New Labour already had a “one more heave” victory in 2005 and surely experienced a “one more heave” defeat in 2010. Gordon Brown ran on “change” yet failed to define it. Why? Ultimately, because he could see no viable alternative to the New Labour election playbook.

“We quickly defaulted to a textbook New Labour campaign,” says Patrick Diamond, who worked at No 10 for both Blair and Brown. “Brown never took the chance to recast New Labour: was it that the opportunity didn’t really exist, or was it a failure of imagination or courage?”

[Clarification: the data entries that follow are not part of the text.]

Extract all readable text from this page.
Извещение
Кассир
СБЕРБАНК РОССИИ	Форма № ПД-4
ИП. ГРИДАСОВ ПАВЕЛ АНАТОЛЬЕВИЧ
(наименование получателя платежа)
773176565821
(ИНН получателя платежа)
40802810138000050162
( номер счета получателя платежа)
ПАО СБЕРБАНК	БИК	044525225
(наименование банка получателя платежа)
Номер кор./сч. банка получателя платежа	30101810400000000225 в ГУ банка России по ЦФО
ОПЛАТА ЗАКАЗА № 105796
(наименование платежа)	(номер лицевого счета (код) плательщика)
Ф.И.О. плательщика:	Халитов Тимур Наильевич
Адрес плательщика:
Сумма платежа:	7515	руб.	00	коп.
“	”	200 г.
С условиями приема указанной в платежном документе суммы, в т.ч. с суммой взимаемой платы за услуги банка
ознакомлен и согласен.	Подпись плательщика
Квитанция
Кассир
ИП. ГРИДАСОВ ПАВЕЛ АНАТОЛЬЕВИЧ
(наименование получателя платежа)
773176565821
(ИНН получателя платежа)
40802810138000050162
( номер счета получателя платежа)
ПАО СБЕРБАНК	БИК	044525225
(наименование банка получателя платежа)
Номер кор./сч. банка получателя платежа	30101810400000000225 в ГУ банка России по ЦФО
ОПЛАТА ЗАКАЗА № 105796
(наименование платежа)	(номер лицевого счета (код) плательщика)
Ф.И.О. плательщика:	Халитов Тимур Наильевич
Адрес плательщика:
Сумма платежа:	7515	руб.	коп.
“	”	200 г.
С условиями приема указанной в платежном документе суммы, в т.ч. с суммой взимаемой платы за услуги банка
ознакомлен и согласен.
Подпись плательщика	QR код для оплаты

Diamond, who has not endorsed a leadership candidate, believes that the next leader must realise that a strategy of “consolidating New Labour modernisation” will fail. “It simply leaves too many questions unanswered” about a very different world, he says, and underestimates the coalition, too.

Core votes?

Premature obituaries for Labour now date back a half-century to the Must Labour Lose? Penguin special of 1960. New Labour escaped death by sociological treatise, yet now finds a sting in the tail. A party on 29 per cent is assumed to have “retreated” to its “core vote”. Yes, even as Labour’s vote fell across 2001, 2005 and 2010, each election produced the most balanced cross-class pattern of votes in the party’s history. New Labour’s professional support proved much more resilient than the so-called core vote, which collapsed.

“The core Labour vote that some thought could be taken for granted became the swing vote that went Conservative,” wrote Ed Miliband in his recent Fabian essay. The dramatic post-1997 slump in DE share alone cost Labour 40 marginal seats in 2010: the difference between opposition and government.

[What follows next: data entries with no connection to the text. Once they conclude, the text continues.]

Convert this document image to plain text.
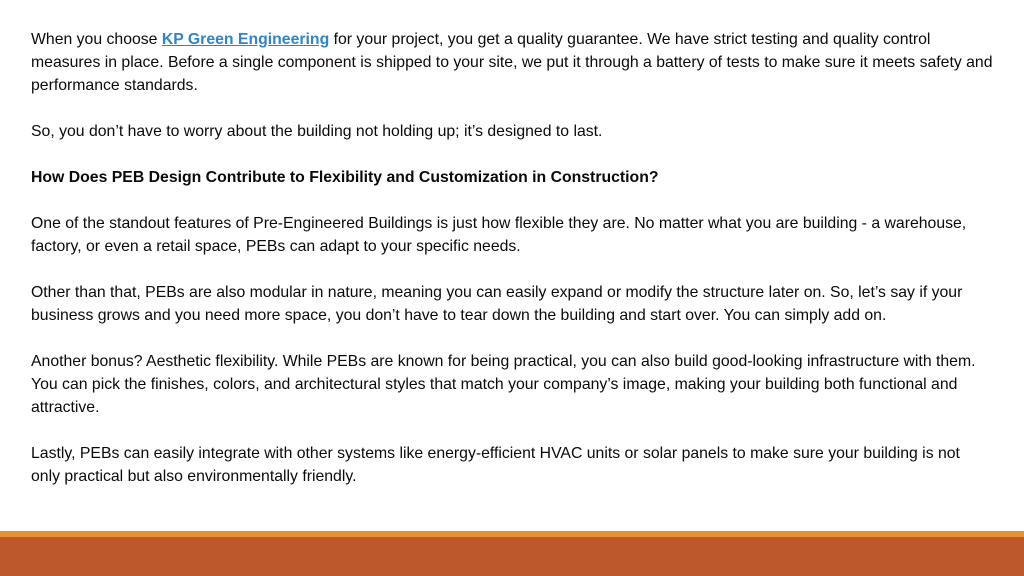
When you choose KP Green Engineering for your project, you get a quality guarantee. We have strict testing and quality control measures in place. Before a single component is shipped to your site, we put it through a battery of tests to make sure it meets safety and performance standards.

So, you don’t have to worry about the building not holding up; it’s designed to last.

How Does PEB Design Contribute to Flexibility and Customization in Construction?

One of the standout features of Pre-Engineered Buildings is just how flexible they are. No matter what you are building - a warehouse, factory, or even a retail space, PEBs can adapt to your specific needs.

Other than that, PEBs are also modular in nature, meaning you can easily expand or modify the structure later on. So, let’s say if your business grows and you need more space, you don’t have to tear down the building and start over. You can simply add on.

Another bonus? Aesthetic flexibility. While PEBs are known for being practical, you can also build good-looking infrastructure with them. You can pick the finishes, colors, and architectural styles that match your company’s image, making your building both functional and attractive.

Lastly, PEBs can easily integrate with other systems like energy-efficient HVAC units or solar panels to make sure your building is not only practical but also environmentally friendly.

But the former Scottish secretary Jim Murphy, co-chair of the David Miliband campaign, tells me: “A core vote strategy guarantees you opposition. It fails the Downing Street test. The road back to power isn’t inverting the mistake of New Labour and describing that as a strategy.” Yet the pejorative expression “core votes” is misapplied to those voters most likely to switch.

“It is dangerous to pretend that we don’t need the middle classes,” warns David Miliband. His brother could hardly disagree, but he does argue that New Labour has also understood the loss of middle-class support — too often dismissing liberal critics as a noisy, unrepresentative Guardianista niche, though AB and C1 voters have been twice as likely to go yellow as blue. Labour’s working-class and middle-class challenges mirror each other, in the scale of substantive policy change and symbolism required on both economics and social liberalism to reconnect.

This argument between the Milibands is often narrower than that between their supporters. David Miliband would represent more continuity than his brother, but knows that the next leader must credibly substantiate the claim to “change”. His argument that “an alphabet analysis can lead you backwards into the triangulation politics which led to our downfall” signals his own critique of New Labour.

If the coalition lasts until 2015, the next election — coming 18 years after 1997 — would take place in a Britain as distant from Tony Blair’s first victory as that landslide was from Maggie Thatcher’s defeat of Jim Callaghan. The new leader might find inspiration in the history of how Labour built a broad winning coalition in 1997, 1966 or 1945. But they will have to build Labour’s next governing majority for themselves.

Sunder Katwala is general secretary of the Fabian Society.